I am, of course, interested to see how the Supreme Court will resolve this dispute, should it take the case. But to me, there's a more compelling issue at play, and it involves the Farragher/Ellerth affirmative defense to harassment claims. Under those cases, an employer can avoid liability or limit damages in certain harassment cases if it can show that it had an effective complaint policy in place, that it promptly investigated claims and took appropriate disciplinary action, and that the employee failed to use this complaint procedure. Arguably, an employer that fires employees for participating in such an investigation would utterly undermine the effectiveness of its complaint procedures by discouraging witnesses from coming forward - and would have to wave goodbye to that affirmative defense.

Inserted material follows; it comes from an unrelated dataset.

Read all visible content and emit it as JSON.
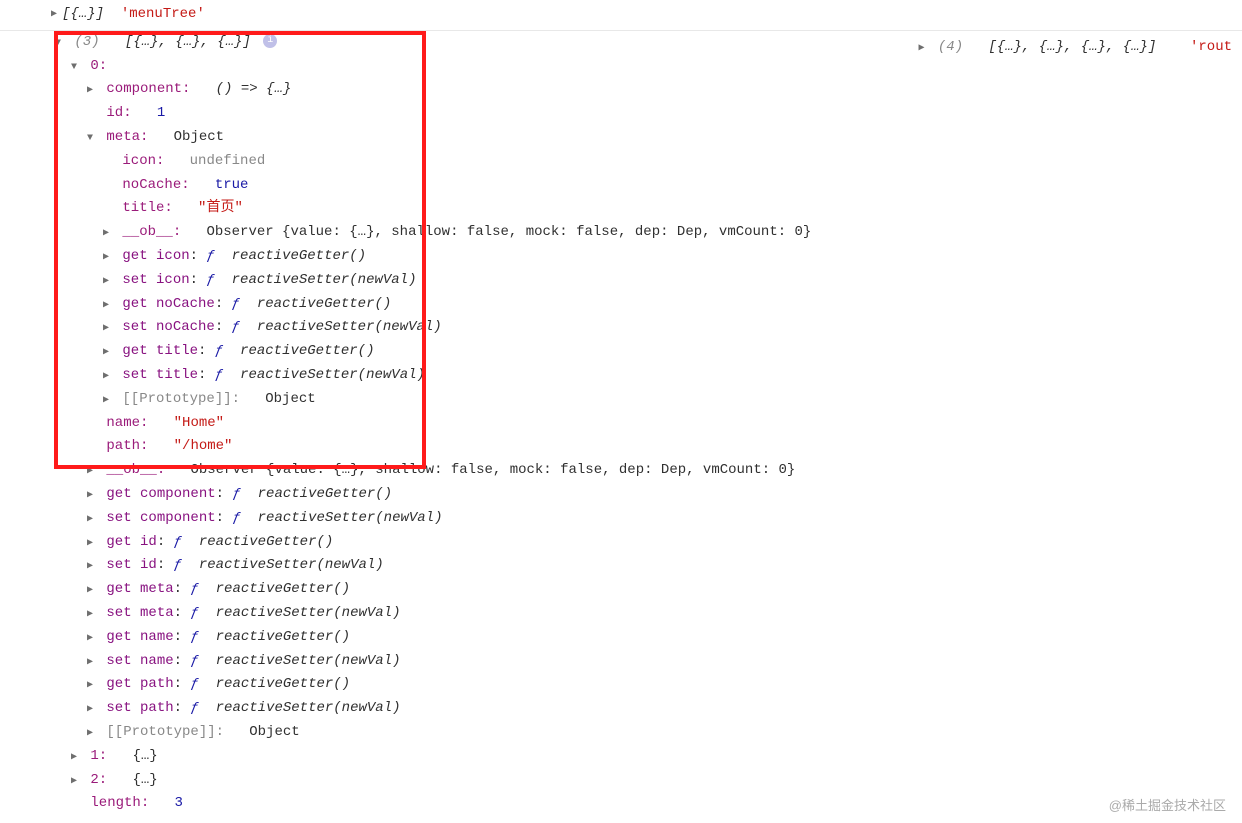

But wait - there's more. The Farragher/Ellerth cases essentially make filing an internal complaint of harassment a necessary first step in the process of bringing a lawsuit. An employee who doesn't use the employer's internal procedures to complain may never have her day in court. So arguably, an internal investigation has become part of the official machinery of Title VII, much like filing an EEOC charge or a lawsuit. Under this logic, participating in an internal investigation should be protected just as much as participating in an official investigation.

No matter what the Supreme Court decides, smart employers won't fire or discipline employees for participating in an internal investigation. What purpose would it serve? An employer that retaliates against witnesses ties its own hands: If employees fear for their jobs, they won't volunteer information and might not answer questions honestly. The employer then might not know what's actually going on in the workplace and won't have an opportunity to stop it. Even if witnesses can't sue for retaliation, the employee whose complaint started the investigation in the first place can still sue - and the employer's actions in intimidating witnesses could well be Exhibit 1 in a claim for big dollar damages.

If you need to conduct an internal investigation, pick up a copy of my book, The Essential Guide to Workplace Investigations, which includes all of the information, forms, and guidance you need to get to the bottom of workplace problems -- without ending up in court.

January 7, 2008

EEOC Allows Employers to Cut Benefits to Retirees Eligible for Medicare

After several years of wrangling with AARP, the EEOC has at last issued its final regulation allowing employers to offer lesser health benefits -- or even cut off benefits -- to retirees who are eligible for Medicare. The EEOC's rule creates an exemption to the Age Discrimination in Employment Act (ADEA) for benefit plans that reduce, eliminate, or otherwise change the health benefits available to retirees once they become eligible for Medicare. Because eligibility for Medicare is based on age, plans like this would otherwise be prohibited as age discrimination. The EEOC's rule carves out an exception for these plans. The exception does not apply to benefits offered to current employees, only retirees.

The EEOC says that it adopted the rule to remove an incentive for employers to stop offering retiree health benefits altogether. No law requires employers to offer health benefits to retirees -- or to current employees, for that matter. Requiring employers to offer the same benefits to retirees even if they are eligible for benefits from another source (Medicare) makes the benefit program more expensive. In the face of this expense, many employers were simply eliminating retiree health benefits altogether.

The EEOC first proposed this rule in an interim regulation, in 2004. AARP sued right away to prevent the rule from going into effect. After a few years of litigation, the U.S. Court of Appeals for the 3rd Circuit found that the EEOC had properly issued the rule and gave it permission to finalize the regulation, which it now has done.